Он просто забыл, что никому на свете никогда не удавалось ее переубедить.


Антуанетта стояла прямо, округлив руки, расправив плечи, выставив грудь. Все это вкупе с копной густых жестких волос придавало ей воинственный вид.

– Я надеюсь, по крайней мере, что я тебя вдохновляю… – заметила она, крутя затекшими запястьями.

Гортензия не ответила – она в этот момент по-другому закалывала ткань.

– Внимание! Десять секунд скуки! Я сейчас достану песочные часы!

– Я работаю, Антуанетта, ты что, не видишь?

– Так на чем мы остановились? Ах ну да… На моменте, когда китайцы атаковали французскую торговлю и стали угрожать, что опустошат сундуки Людовика и Кольбера…

Гортензия пробубнила (рот у нее был полон булавок):

– Подожди секунду! Дай мне подумать… А если я здесь сделаю вот такую внутреннюю складку?

– Вот уже два часа, как я стою стоймя, а на мне закрепляют булавками ткань. Поговори со мной! Я жажду новостей о всемогущем и светлейшем короле-Солнце!

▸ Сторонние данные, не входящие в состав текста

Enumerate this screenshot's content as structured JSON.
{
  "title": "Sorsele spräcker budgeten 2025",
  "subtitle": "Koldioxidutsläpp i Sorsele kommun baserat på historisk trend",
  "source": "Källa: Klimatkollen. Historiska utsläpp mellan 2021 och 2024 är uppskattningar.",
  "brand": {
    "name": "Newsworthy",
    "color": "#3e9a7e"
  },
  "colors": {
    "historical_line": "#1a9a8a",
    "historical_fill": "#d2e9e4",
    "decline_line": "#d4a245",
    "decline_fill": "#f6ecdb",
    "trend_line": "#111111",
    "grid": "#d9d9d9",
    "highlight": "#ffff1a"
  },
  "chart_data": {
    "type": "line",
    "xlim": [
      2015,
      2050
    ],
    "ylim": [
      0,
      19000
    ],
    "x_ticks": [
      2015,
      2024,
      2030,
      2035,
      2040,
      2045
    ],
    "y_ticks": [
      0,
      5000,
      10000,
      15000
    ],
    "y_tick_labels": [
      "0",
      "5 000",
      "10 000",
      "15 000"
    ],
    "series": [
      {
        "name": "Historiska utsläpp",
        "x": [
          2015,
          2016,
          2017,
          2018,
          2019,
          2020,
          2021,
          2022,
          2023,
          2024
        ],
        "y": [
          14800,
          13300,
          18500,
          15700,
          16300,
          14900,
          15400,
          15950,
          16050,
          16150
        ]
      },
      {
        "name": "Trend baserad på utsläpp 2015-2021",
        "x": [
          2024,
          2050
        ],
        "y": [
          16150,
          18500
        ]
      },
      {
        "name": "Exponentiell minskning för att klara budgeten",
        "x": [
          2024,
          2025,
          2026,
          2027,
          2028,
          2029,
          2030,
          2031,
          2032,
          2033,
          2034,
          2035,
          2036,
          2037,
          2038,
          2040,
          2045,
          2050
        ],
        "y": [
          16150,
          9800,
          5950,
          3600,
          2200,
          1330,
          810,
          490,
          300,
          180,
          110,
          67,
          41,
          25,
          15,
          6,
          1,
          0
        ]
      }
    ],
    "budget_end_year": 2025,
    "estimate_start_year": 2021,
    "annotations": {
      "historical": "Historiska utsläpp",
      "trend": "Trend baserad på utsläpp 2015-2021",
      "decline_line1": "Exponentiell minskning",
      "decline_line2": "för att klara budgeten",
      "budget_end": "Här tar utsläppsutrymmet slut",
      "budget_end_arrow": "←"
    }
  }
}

– А если я буду говорить, ты оставишь меня в покое?

– Да, конечно.

Антуанетта заделалась страшной почитательницей Людовика XIV и Кольбера. Она считала, что они потрясающие ребята. Хватка, живой ум, сметливость и здравый смысл – что еще нужно? «Знаешь, что мне нравится в мужчинах? Когда они такие же умные, как женщины».

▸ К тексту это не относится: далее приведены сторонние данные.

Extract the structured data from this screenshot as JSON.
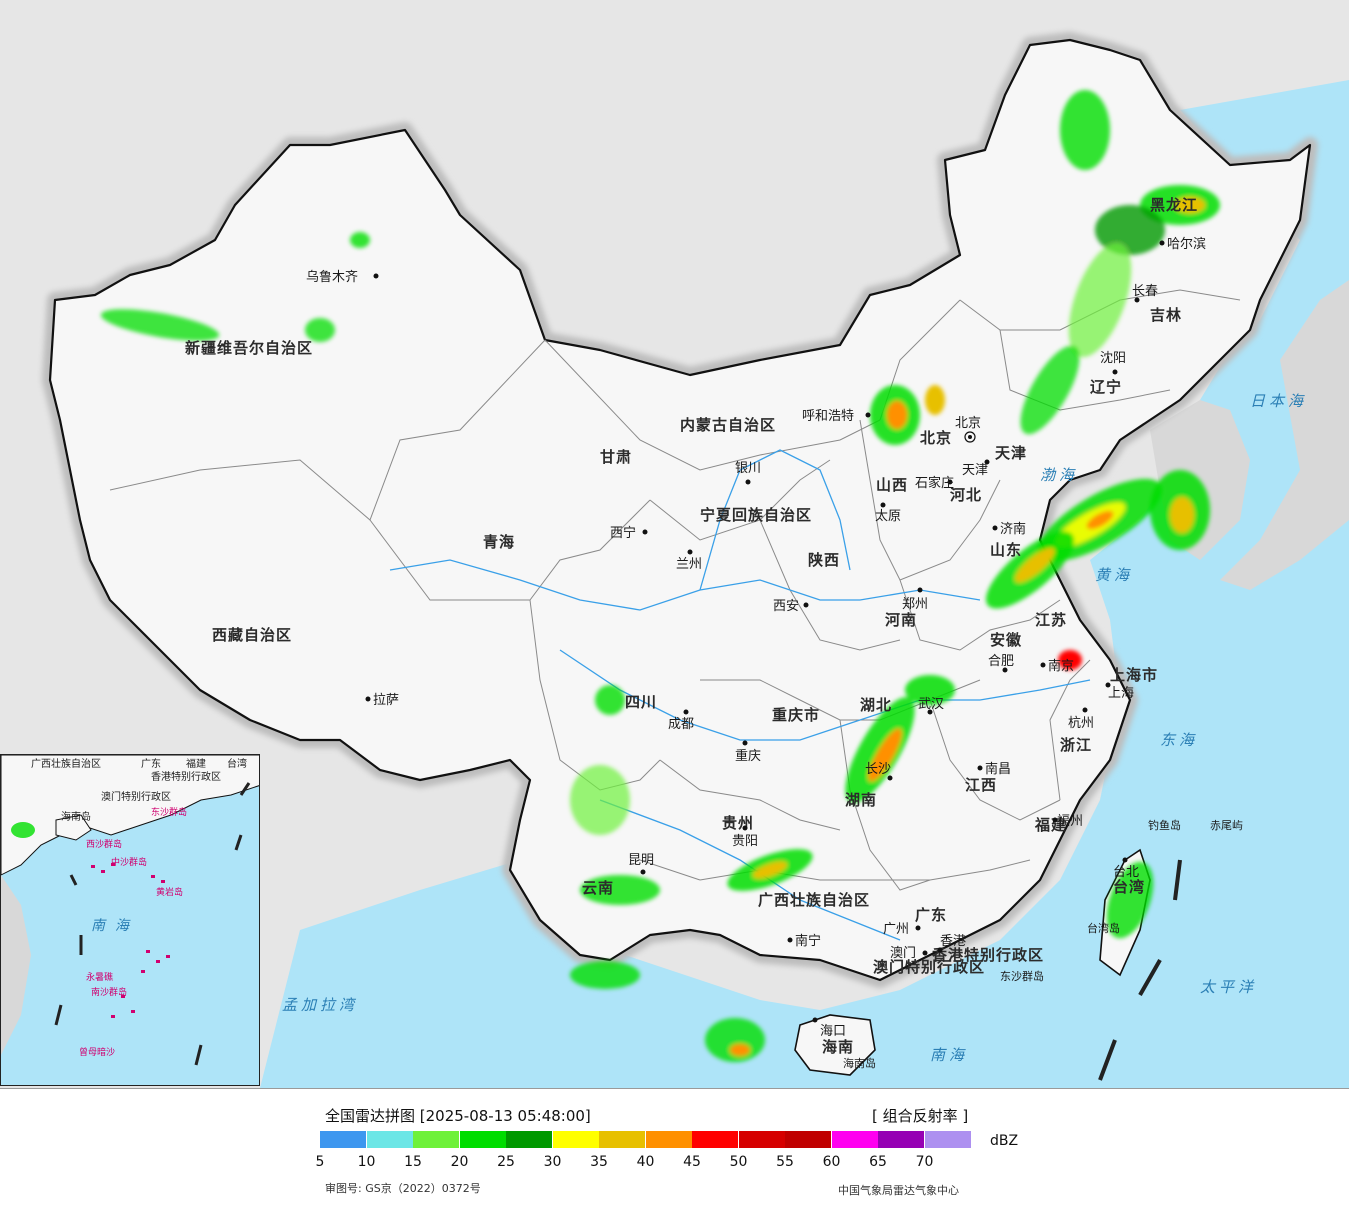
{
  "title": "全国雷达拼图 [2025-08-13 05:48:00]",
  "product": "[ 组合反射率 ]",
  "unit": "dBZ",
  "approval": "审图号: GS京（2022）0372号",
  "credit": "中国气象局雷达气象中心",
  "colors": {
    "sea": "#aee4f8",
    "land": "#f7f7f7",
    "border": "#111111",
    "halo": "#c9c9c9",
    "background": "#e6e6e6"
  },
  "legend": {
    "ticks": [
      "5",
      "10",
      "15",
      "20",
      "25",
      "30",
      "35",
      "40",
      "45",
      "50",
      "55",
      "60",
      "65",
      "70"
    ],
    "swatches": [
      "#3e97ef",
      "#6ce6e6",
      "#6ef13a",
      "#00dd00",
      "#009900",
      "#ffff00",
      "#e7c000",
      "#ff9000",
      "#ff0000",
      "#d60000",
      "#c00000",
      "#ff00f0",
      "#9600b4",
      "#ad90f0"
    ]
  },
  "labels": {
    "provinces": [
      "新疆维吾尔自治区",
      "西藏自治区",
      "青海",
      "四川",
      "云南",
      "甘肃",
      "内蒙古自治区",
      "黑龙江",
      "吉林",
      "辽宁",
      "河北",
      "山西",
      "山东",
      "河南",
      "陕西",
      "宁夏回族自治区",
      "江苏",
      "安徽",
      "湖北",
      "湖南",
      "江西",
      "浙江",
      "福建",
      "广东",
      "广西壮族自治区",
      "贵州",
      "重庆市",
      "上海市",
      "海南",
      "台湾",
      "香港特别行政区",
      "澳门特别行政区",
      "北京",
      "天津"
    ],
    "cities": [
      "乌鲁木齐",
      "拉萨",
      "西宁",
      "兰州",
      "银川",
      "呼和浩特",
      "北京",
      "天津",
      "石家庄",
      "太原",
      "济南",
      "郑州",
      "西安",
      "成都",
      "重庆",
      "昆明",
      "贵阳",
      "南宁",
      "长沙",
      "武汉",
      "合肥",
      "南京",
      "上海",
      "杭州",
      "南昌",
      "福州",
      "台北",
      "广州",
      "香港",
      "澳门",
      "海口",
      "沈阳",
      "长春",
      "哈尔滨"
    ],
    "seas": [
      "日本海",
      "渤海",
      "黄海",
      "东海",
      "南海",
      "太平洋",
      "孟加拉湾",
      "钓鱼岛",
      "赤尾屿",
      "台湾岛",
      "东沙群岛",
      "海南岛"
    ],
    "inset": [
      "广西壮族自治区",
      "广东",
      "福建",
      "台湾",
      "香港特别行政区",
      "澳门特别行政区",
      "海南岛",
      "西沙群岛",
      "中沙群岛",
      "黄岩岛",
      "南海",
      "永暑礁",
      "南沙群岛",
      "曾母暗沙",
      "东沙群岛"
    ]
  }
}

Она хотела узнать как можно больше об их долгом правлении.

– Женщины в Версале ходили исключительно в одежде из очень дорогих тканей, – начала Гортензия, опуская край ткани. – Их аристократическая нежная кожа не переносила грубых тканей. К тому же они поняли, что роскошная одежда является показателем социального статуса и власти, и поэтому они не ограничивали себя в расходах. Именно тогда был заложен базовый принцип: чем одежда дороже, тем она лучше.

– А «дороже» – это сколько? – поинтересовалась Антуанетта.

– Ну, средней руки позолоченная парча стоила порядка пяти тысяч евро за метр…

– А если в долларах?

– Тогда семь тысяч долларов!

– За метр! – задохнулась Антуанетта. – А были ли ткани подешевле?

– Ну конечно. Бархат или дамасский шелк. Тысяча долларов за метр.

– А народ тем временем помирал с голоду! Стыд и позор!

– Но для благородных природных дам ничто не казалось слишком дорогим. Все должно было подчеркнуть их титул и состояние.

– И пополнить заодно кассы Кольбера!

– Ты хорошо выучила урок. И вот однажды…

Антуанетта больше не ерзала, она затаила дыхание, превратилась в восковой манекен. Гортензия воспользовалась этим, чтобы потуже затянуть вытачки на бедрах.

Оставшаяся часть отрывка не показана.